What Sets Spark Apart?
Let’s look at the key reasons why Apache Spark has quickly become a data scientist’s favourite:
- Flexibility and accessibility: Having such a rich set of APIs, Spark has ensured that all of its capabilities are incredibly accessible. All these APIs are designed for interacting quickly and efficiently with data at scale, thus making Apache Spark extremely flexible. There is thorough documentation for these APIs, and it is written in an extraordinarily lucid and straightforward manner.
- Speed: Speed is what Spark is designed for. Both in-memory or on disk. A team of Databricks used Spark for the 100TB Benchmark challenge. This challenge involves processing a huge but static data set. The team was able to process 100TBs of data stored on an SSD in just 23 minutes using Spark. The previous winner did it in 72 minutes using Hadoop. What is even better is that Spark performs well when supporting interactive queries of data stored in memory. In these situations, Apache Spark is claimed to be 100 times faster than MapR.

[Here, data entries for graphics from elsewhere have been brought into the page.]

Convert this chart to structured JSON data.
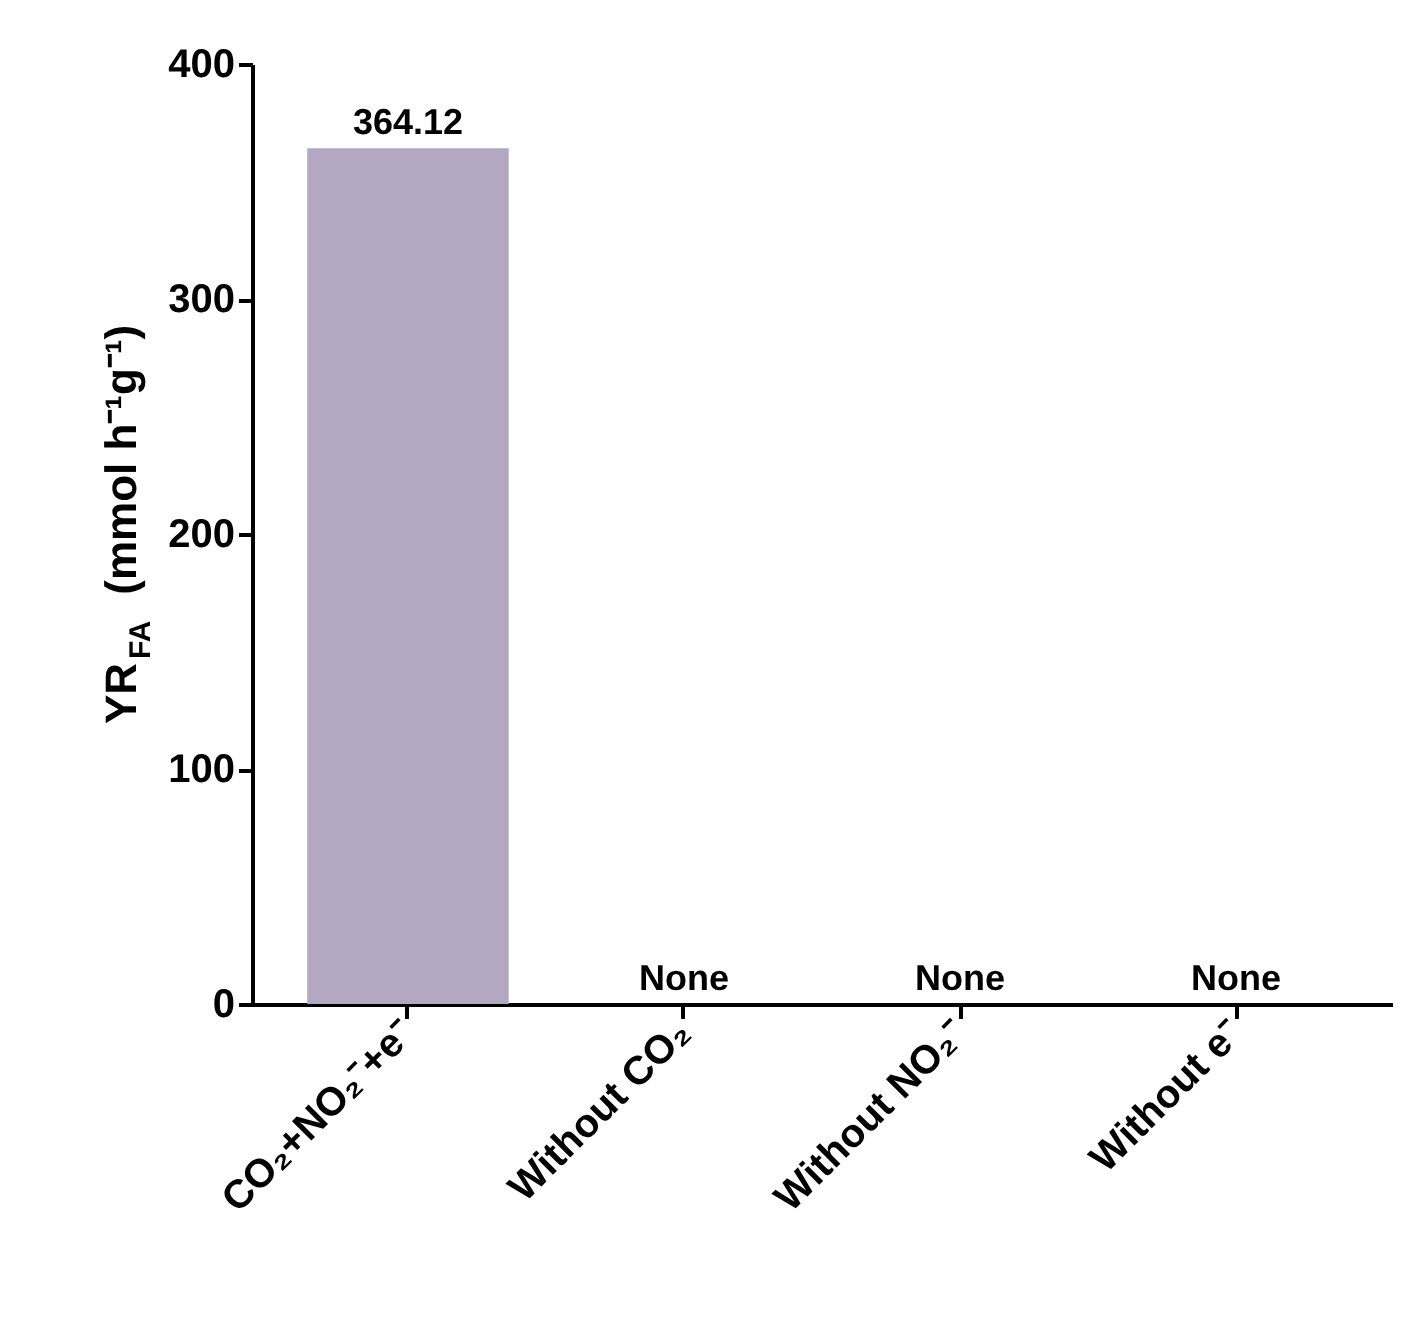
{
  "chart_data": {
    "type": "bar",
    "categories": [
      "CO₂+NO₂⁻+e⁻",
      "Without CO₂",
      "Without NO₂⁻",
      "Without e⁻"
    ],
    "values": [
      364.12,
      null,
      null,
      null
    ],
    "value_labels": [
      "364.12",
      "None",
      "None",
      "None"
    ],
    "color": "#b4a7c1",
    "ylabel": "YR$_{FA}$ (mmol h⁻¹g⁻¹)",
    "ylim": [
      0,
      400
    ],
    "yticks": [
      0,
      100,
      200,
      300,
      400
    ],
    "grid": false
  }
}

- Support: Like we said earlier, Apache Spark supports most of the famous programming languages including Java, Python, Scala, and R. Spark also includes support for tight integration with a number of storage systems except just HDFS. Furthermore, the community behind Apache Spark is huge, active, and international.
With that, we come to the end of this blog post. We hope you enjoyed getting into the details of Apache Spark. If large sets of data make your adrenaline rush, we recommend you get hands-on with Apache Spark and make yourself an asset!